Cybergeonomy offers an integrated approach to analyzing these issues. It transcends traditional silos by combining the study of digital flows (data transiting through cloud computing or edge computing infrastructures, satellites, terrestrial and submarine cables, telecommunications towers, etc.) with that of physical supply chains, often concentrated in geopolitically sensitive regions. For instance, dependence on countries like China for rare earths or the Democratic Republic of Congo for cobalt exposes nations to major strategic vulnerabilities. In this context, cybergeonomy provides a framework for anticipating tensions, diversifying supply sources, and securing critical technologies in the face of international rivalries.

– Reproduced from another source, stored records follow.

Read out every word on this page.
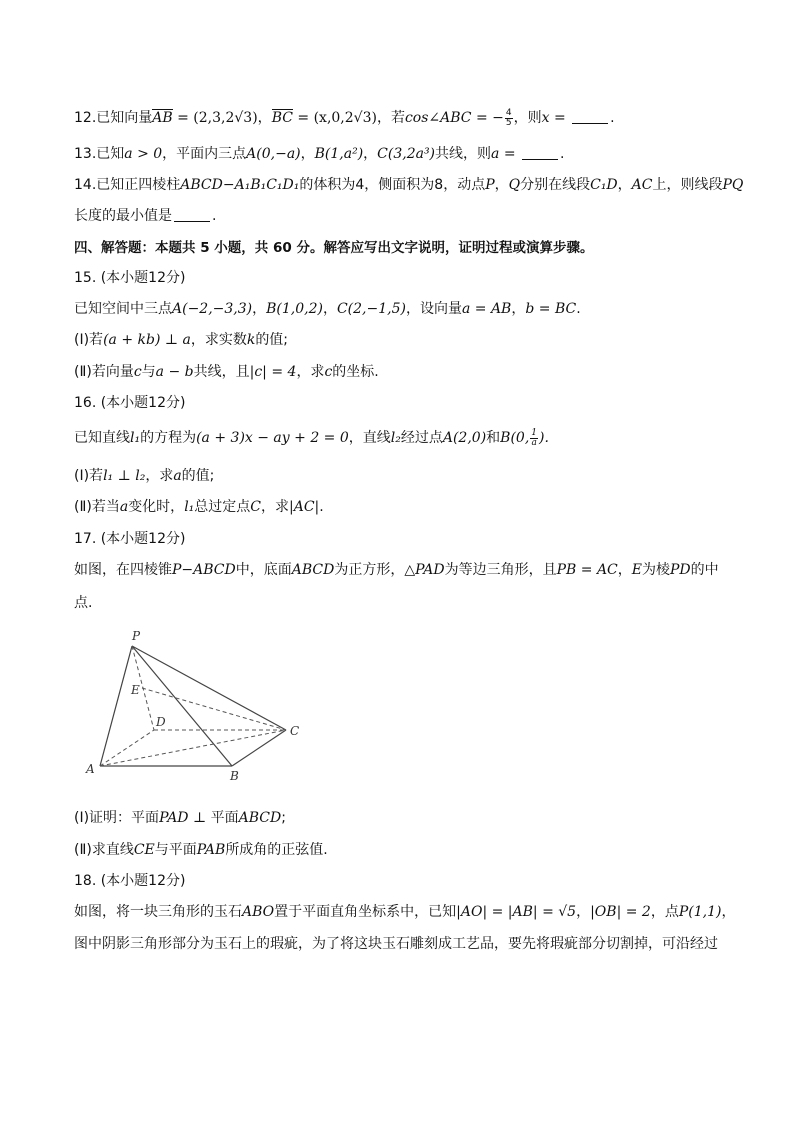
12.已知向量AB = (2,3,2√3)，BC = (x,0,2√3)，若cos∠ABC = − $\frac{4}{5}$ ，则x =	.
13.已知a > 0，平面内三点A(0,−a)，B(1,a²)，C(3,2a³)共线，则a =	.
14.已知正四棱柱ABCD−A₁B₁C₁D₁的体积为4，侧面积为8，动点P，Q分别在线段C₁D，AC上，则线段PQ
长度的最小值是	.
四、解答题：本题共 5 小题，共 60 分。解答应写出文字说明，证明过程或演算步骤。
15. (本小题12分)
已知空间中三点A(−2,−3,3)，B(1,0,2)，C(2,−1,5)，设向量a = AB，b = BC.
(Ⅰ)若(a + kb) ⊥ a，求实数k的值;
(Ⅱ)若向量c与a − b共线，且|c| = 4，求c的坐标.
16. (本小题12分)
已知直线l₁的方程为(a + 3)x − ay + 2 = 0，直线l₂经过点A(2,0)和B(0, $\frac{1}{a}$ ).
(Ⅰ)若l₁ ⊥ l₂，求a的值;
(Ⅱ)若当a变化时，l₁总过定点C，求|AC|.
17. (本小题12分)
如图，在四棱锥P−ABCD中，底面ABCD为正方形，△PAD为等边三角形，且PB = AC，E为棱PD的中
点.
P
E
D
C
A	B
(Ⅰ)证明：平面PAD ⊥ 平面ABCD;
(Ⅱ)求直线CE与平面PAB所成角的正弦值.
18. (本小题12分)
如图，将一块三角形的玉石ABO置于平面直角坐标系中，已知|AO| = |AB| = √5，|OB| = 2，点P(1,1)，
图中阴影三角形部分为玉石上的瑕疵，为了将这块玉石雕刻成工艺品，要先将瑕疵部分切割掉，可沿经过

Furthermore, this discipline highlights the interconnection between the virtual (logical - informational) and the material layers. Cyberattacks targeting mining or logistics infrastructure, for example, can paralyze access to raw materials, while controlling big data makes it possible to optimize their extraction and distribution. Thus, ​​Cybergeonomy is not limited to an economic vision: it integrates Cybersecurity as a key factor in resilience in the face of disruptions.

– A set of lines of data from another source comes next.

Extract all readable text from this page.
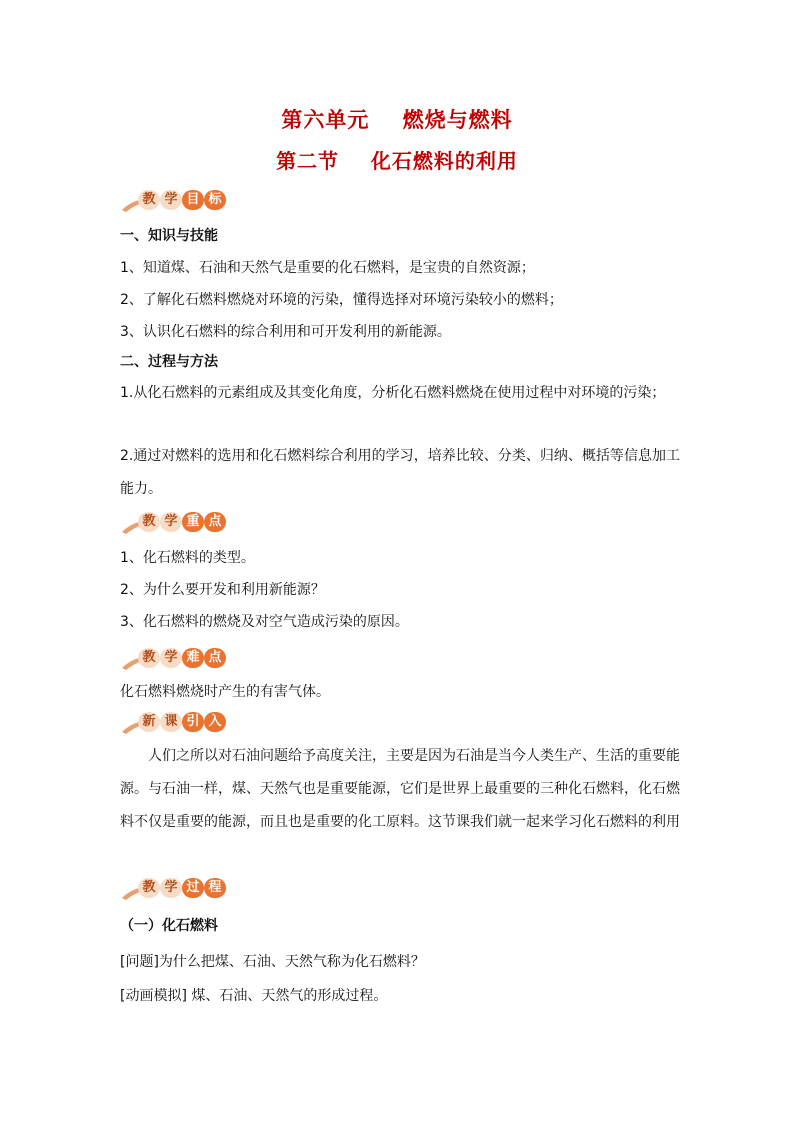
第六单元    燃烧与燃料
第二节    化石燃料的利用
教 学 目 标
一、知识与技能
1、知道煤、石油和天然气是重要的化石燃料，是宝贵的自然资源；
2、了解化石燃料燃烧对环境的污染，懂得选择对环境污染较小的燃料；
3、认识化石燃料的综合利用和可开发利用的新能源。
二、过程与方法
1.从化石燃料的元素组成及其变化角度，分析化石燃料燃烧在使用过程中对环境的污染；
2.通过对燃料的选用和化石燃料综合利用的学习，培养比较、分类、归纳、概括等信息加工能力。
教 学 重 点
1、化石燃料的类型。
2、为什么要开发和利用新能源？
3、化石燃料的燃烧及对空气造成污染的原因。
教 学 难 点
化石燃料燃烧时产生的有害气体。
新 课 引 入
人们之所以对石油问题给予高度关注，主要是因为石油是当今人类生产、生活的重要能源。与石油一样，煤、天然气也是重要能源，它们是世界上最重要的三种化石燃料，化石燃料不仅是重要的能源，而且也是重要的化工原料。这节课我们就一起来学习化石燃料的利用
教 学 过 程
（一）化石燃料
[问题]为什么把煤、石油、天然气称为化石燃料？
[动画模拟] 煤、石油、天然气的形成过程。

A factual example : strategic raw materials play a key role in the construction of an electric drone (mobility 3.0, because it is electric, autonomous, and connected), as they guarantee the performance, durability, and efficiency of the device. Materials such as lithium, essential for high-capacity batteries, or rare earths, used in electric motors and sensors, are essential to ensure extended autonomy and optimal precision. Their availability and quality directly influence production costs and technological competitiveness. In a context of energy transition, securing access to these resources is becoming a priority to support innovation and meet the growing demand for electric drones.

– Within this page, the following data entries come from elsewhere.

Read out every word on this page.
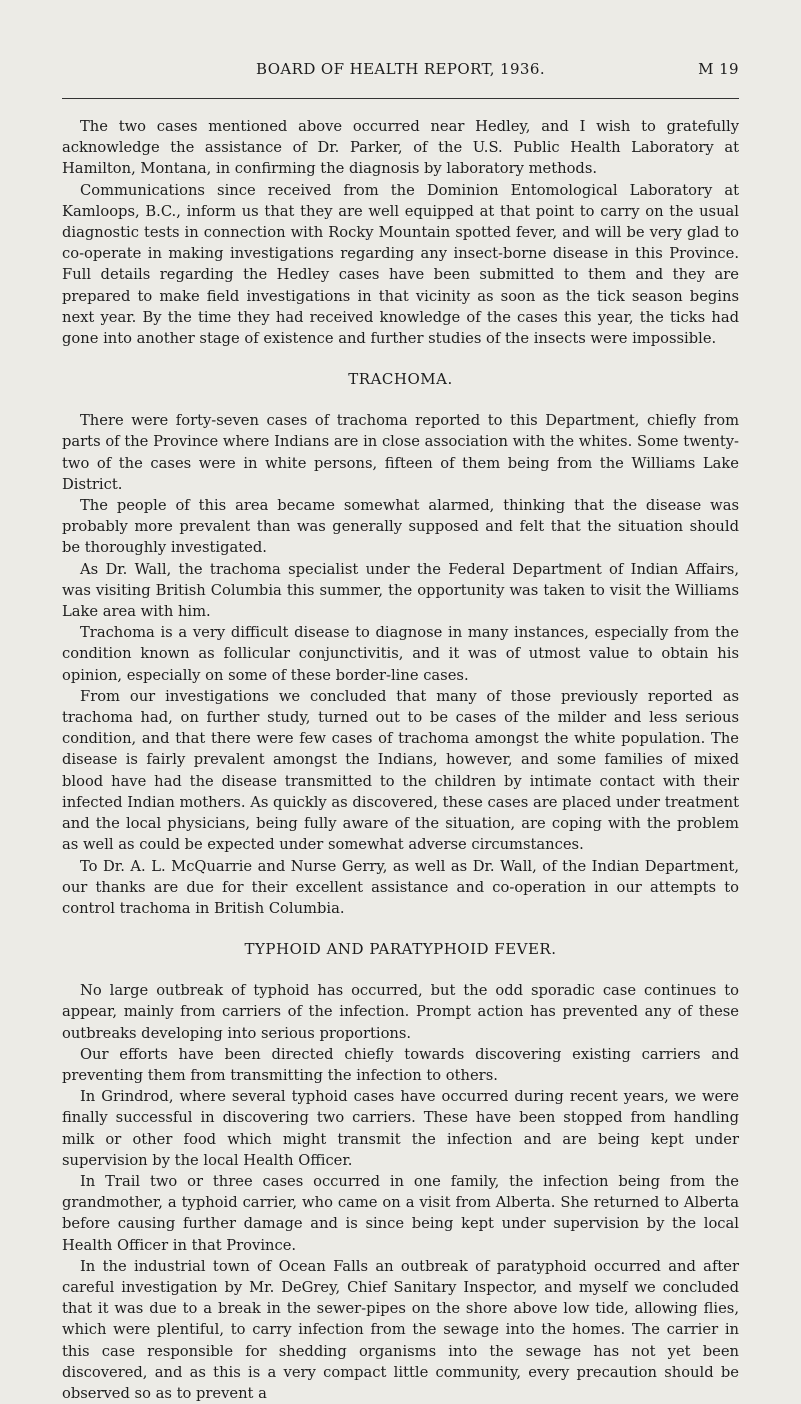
BOARD OF HEALTH REPORT, 1936.	M 19

The two cases mentioned above occurred near Hedley, and I wish to gratefully acknowledge the assistance of Dr. Parker, of the U.S. Public Health Laboratory at Hamilton, Montana, in confirming the diagnosis by laboratory methods.

Communications since received from the Dominion Entomological Laboratory at Kamloops, B.C., inform us that they are well equipped at that point to carry on the usual diagnostic tests in connection with Rocky Mountain spotted fever, and will be very glad to co-operate in making investigations regarding any insect-borne disease in this Province. Full details regarding the Hedley cases have been submitted to them and they are prepared to make field investigations in that vicinity as soon as the tick season begins next year. By the time they had received knowledge of the cases this year, the ticks had gone into another stage of existence and further studies of the insects were impossible.

TRACHOMA.

There were forty-seven cases of trachoma reported to this Department, chiefly from parts of the Province where Indians are in close association with the whites. Some twenty-two of the cases were in white persons, fifteen of them being from the Williams Lake District.

The people of this area became somewhat alarmed, thinking that the disease was probably more prevalent than was generally supposed and felt that the situation should be thoroughly investigated.

As Dr. Wall, the trachoma specialist under the Federal Department of Indian Affairs, was visiting British Columbia this summer, the opportunity was taken to visit the Williams Lake area with him.

Trachoma is a very difficult disease to diagnose in many instances, especially from the condition known as follicular conjunctivitis, and it was of utmost value to obtain his opinion, especially on some of these border-line cases.

From our investigations we concluded that many of those previously reported as trachoma had, on further study, turned out to be cases of the milder and less serious condition, and that there were few cases of trachoma amongst the white population. The disease is fairly prevalent amongst the Indians, however, and some families of mixed blood have had the disease transmitted to the children by intimate contact with their infected Indian mothers. As quickly as discovered, these cases are placed under treatment and the local physicians, being fully aware of the situation, are coping with the problem as well as could be expected under somewhat adverse circumstances.

To Dr. A. L. McQuarrie and Nurse Gerry, as well as Dr. Wall, of the Indian Department, our thanks are due for their excellent assistance and co-operation in our attempts to control trachoma in British Columbia.

TYPHOID AND PARATYPHOID FEVER.

No large outbreak of typhoid has occurred, but the odd sporadic case continues to appear, mainly from carriers of the infection. Prompt action has prevented any of these outbreaks developing into serious proportions.

Our efforts have been directed chiefly towards discovering existing carriers and preventing them from transmitting the infection to others.

In Grindrod, where several typhoid cases have occurred during recent years, we were finally successful in discovering two carriers. These have been stopped from handling milk or other food which might transmit the infection and are being kept under supervision by the local Health Officer.

In Trail two or three cases occurred in one family, the infection being from the grandmother, a typhoid carrier, who came on a visit from Alberta. She returned to Alberta before causing further damage and is since being kept under supervision by the local Health Officer in that Province.

In the industrial town of Ocean Falls an outbreak of paratyphoid occurred and after careful investigation by Mr. DeGrey, Chief Sanitary Inspector, and myself we concluded that it was due to a break in the sewer-pipes on the shore above low tide, allowing flies, which were plentiful, to carry infection from the sewage into the homes. The carrier in this case responsible for shedding organisms into the sewage has not yet been discovered, and as this is a very compact little community, every precaution should be observed so as to prevent a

Promoting this discipline means providing policymakers, businesses, and researchers with the tools to navigate a world where power is measured as much in terabytes as in tons of minerals. It also encourages sustainable and ethical management of these resources, so that the digital transition does not come at the expense of environmental or social balances. In short, Cybergeonomy is not only a response to today's challenges: it is a proactive vision for building a future where technology and economy harmonize to serve global progress and rational management of raw material resources, which are notoriously critical.
 
The most prominent contemporary powers will be those that can combine algorithmic mastery, metallurgical mastery and energy mastery.